Steinberg adds that when they came to Broadway, he was there mostly full time and that their work became “a natural split. It was big picture/small picture stuff. Because she had a much more intimate knowledge of the moment-to-moment development of the sound design for the project, I was able to step back and take a [wider] look at the way we were approaching it. [Doing so] from a system point of view, in terms of distribution through the room and delivering the experience to the new venue, but also from a storytelling point of view and how we were participating in the storytelling.”

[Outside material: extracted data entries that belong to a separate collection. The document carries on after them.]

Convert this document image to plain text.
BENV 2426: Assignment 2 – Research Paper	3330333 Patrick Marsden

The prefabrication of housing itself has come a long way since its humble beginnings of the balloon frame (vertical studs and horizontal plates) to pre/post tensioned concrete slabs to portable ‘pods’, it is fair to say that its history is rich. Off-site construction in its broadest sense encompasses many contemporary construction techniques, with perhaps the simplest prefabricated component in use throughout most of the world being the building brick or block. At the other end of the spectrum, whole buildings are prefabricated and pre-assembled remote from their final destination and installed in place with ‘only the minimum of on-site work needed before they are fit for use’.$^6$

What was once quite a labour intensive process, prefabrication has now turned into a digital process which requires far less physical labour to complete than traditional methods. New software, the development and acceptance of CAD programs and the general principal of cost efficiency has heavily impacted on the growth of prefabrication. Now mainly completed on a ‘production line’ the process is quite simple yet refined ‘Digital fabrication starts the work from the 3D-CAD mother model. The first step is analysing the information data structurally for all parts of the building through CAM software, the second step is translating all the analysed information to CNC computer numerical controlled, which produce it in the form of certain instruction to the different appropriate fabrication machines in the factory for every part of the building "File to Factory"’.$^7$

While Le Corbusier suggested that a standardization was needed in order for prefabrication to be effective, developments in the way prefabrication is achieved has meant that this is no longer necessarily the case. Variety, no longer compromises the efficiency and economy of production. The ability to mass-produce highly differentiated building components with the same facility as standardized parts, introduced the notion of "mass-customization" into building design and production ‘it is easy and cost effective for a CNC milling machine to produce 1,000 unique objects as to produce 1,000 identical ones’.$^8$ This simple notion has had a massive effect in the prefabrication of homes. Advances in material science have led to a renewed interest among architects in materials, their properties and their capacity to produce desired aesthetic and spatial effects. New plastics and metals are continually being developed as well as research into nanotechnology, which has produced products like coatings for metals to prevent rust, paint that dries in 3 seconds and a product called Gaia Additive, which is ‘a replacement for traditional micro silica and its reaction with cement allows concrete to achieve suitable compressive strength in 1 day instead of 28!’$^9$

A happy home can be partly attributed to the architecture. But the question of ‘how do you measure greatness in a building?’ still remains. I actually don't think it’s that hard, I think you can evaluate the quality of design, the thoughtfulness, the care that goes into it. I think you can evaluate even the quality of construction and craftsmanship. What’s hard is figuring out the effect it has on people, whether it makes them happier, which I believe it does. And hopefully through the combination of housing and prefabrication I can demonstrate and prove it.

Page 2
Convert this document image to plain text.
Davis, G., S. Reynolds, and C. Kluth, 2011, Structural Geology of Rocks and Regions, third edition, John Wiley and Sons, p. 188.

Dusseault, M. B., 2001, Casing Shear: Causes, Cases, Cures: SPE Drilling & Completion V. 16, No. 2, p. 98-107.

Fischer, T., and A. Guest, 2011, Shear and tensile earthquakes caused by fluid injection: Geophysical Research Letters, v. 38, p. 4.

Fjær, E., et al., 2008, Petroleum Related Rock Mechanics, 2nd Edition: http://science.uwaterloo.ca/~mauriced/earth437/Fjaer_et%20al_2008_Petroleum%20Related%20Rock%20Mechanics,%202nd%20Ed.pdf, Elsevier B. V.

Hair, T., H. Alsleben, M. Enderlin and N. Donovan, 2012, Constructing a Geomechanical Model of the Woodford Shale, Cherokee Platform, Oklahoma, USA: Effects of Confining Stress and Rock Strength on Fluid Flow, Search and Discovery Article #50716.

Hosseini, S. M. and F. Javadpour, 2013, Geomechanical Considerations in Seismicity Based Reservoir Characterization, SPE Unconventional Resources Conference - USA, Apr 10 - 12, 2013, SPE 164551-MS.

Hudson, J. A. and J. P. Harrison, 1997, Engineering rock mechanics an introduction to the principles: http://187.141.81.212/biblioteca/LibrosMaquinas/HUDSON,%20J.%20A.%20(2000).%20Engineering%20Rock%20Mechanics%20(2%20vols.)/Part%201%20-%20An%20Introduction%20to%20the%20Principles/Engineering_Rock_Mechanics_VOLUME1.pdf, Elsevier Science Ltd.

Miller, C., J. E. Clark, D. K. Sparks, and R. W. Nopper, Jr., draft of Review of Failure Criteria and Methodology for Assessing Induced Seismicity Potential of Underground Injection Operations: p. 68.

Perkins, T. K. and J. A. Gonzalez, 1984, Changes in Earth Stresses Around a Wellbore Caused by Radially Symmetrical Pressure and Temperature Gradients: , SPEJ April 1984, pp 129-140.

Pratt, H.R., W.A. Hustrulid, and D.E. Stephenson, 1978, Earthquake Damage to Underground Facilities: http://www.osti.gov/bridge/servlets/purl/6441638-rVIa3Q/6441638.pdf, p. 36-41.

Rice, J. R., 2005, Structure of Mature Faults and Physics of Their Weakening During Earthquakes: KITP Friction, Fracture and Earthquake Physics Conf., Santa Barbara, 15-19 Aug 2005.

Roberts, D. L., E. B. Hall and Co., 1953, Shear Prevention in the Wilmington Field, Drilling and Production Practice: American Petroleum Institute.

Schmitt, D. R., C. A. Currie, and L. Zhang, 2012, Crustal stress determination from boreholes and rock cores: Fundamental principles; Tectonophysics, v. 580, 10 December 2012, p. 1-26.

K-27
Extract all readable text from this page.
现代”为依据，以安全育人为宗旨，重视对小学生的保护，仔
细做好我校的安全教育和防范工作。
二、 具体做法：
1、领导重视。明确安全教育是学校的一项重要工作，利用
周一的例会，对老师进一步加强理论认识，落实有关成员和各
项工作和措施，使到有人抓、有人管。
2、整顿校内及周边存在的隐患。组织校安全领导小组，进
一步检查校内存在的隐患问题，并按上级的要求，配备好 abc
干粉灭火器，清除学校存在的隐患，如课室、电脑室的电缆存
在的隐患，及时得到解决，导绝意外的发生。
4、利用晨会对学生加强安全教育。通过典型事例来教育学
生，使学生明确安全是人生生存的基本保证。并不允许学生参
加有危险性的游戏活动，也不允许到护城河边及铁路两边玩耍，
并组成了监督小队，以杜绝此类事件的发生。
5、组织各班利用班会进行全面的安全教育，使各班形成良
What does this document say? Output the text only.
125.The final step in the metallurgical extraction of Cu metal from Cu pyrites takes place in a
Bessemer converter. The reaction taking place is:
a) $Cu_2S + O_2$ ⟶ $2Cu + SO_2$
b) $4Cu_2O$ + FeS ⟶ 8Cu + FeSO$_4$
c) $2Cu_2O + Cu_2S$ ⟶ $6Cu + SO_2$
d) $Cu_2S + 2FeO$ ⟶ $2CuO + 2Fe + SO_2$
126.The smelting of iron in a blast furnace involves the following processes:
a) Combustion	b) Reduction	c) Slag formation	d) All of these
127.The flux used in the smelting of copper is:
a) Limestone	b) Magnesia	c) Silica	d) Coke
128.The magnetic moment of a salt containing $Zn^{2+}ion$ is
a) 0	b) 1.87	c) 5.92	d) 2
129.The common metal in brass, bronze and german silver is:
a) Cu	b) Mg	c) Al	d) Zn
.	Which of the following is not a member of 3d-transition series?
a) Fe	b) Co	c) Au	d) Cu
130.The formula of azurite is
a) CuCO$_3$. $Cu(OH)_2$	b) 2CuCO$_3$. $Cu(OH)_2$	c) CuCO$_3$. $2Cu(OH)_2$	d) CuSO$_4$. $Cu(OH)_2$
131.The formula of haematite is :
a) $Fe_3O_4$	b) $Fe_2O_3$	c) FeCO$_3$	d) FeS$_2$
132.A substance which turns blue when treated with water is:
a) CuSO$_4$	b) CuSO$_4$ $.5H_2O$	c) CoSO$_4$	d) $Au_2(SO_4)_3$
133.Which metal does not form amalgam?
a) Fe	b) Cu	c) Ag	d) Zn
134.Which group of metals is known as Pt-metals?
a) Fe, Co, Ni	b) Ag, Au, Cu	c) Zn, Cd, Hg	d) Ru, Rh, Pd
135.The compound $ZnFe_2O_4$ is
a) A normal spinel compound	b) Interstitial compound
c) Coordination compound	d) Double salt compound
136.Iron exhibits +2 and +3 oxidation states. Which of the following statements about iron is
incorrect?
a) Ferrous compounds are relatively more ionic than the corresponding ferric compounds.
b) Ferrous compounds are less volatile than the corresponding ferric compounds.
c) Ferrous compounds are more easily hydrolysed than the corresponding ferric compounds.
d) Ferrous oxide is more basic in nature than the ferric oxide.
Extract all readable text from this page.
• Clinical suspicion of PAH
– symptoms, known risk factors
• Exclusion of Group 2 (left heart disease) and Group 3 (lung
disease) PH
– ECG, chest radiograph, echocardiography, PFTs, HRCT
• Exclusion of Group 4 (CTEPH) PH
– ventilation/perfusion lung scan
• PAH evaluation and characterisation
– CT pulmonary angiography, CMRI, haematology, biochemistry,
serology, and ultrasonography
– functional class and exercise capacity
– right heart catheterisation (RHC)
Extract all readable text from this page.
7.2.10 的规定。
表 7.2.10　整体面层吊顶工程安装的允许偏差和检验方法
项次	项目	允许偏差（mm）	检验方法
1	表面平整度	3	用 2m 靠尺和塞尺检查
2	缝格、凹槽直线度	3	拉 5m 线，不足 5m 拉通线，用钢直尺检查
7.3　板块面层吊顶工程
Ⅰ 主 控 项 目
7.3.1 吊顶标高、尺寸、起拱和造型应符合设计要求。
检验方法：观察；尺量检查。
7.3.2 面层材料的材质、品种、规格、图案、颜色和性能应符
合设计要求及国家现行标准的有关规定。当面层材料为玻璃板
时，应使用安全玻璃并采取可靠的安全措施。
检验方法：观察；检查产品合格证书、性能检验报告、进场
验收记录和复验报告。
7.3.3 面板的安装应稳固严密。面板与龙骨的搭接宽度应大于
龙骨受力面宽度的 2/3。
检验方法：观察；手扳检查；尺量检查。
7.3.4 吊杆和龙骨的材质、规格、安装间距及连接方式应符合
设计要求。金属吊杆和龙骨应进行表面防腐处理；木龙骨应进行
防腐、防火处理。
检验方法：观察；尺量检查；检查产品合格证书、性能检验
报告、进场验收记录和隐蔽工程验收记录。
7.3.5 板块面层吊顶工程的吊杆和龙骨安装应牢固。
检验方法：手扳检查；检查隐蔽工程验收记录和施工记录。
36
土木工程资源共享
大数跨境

Paz says that it helps that their aesthetics are aligned and, if Steinberg was not present at particular moments, she had a good idea of what he would go for.

“I also have my own style that I brought to the table,” emphasizes Paz. “I do think it was a pairing of both of our styles. We already had a working relationship for many years. We knew how to communicate with each other. We’re respectful of each other. We’ve talked through just about everything, and it turned out very well. Nevin is just one of the most generous collaborators I’ve worked with. He asks great questions of himself, of me, of the process, of the room, of the director, and he’s very respectful of everyone’s thoughts and opinions and ideas.”

That sonic synergy served them well, and it is attested by the show’s continued success and their shared Tony Award. Unsurprisingly, the show continues indefinitely at the Walter Kerr Theatre, where it opened for previews on March 22 for an official opening night on April 17, 2019.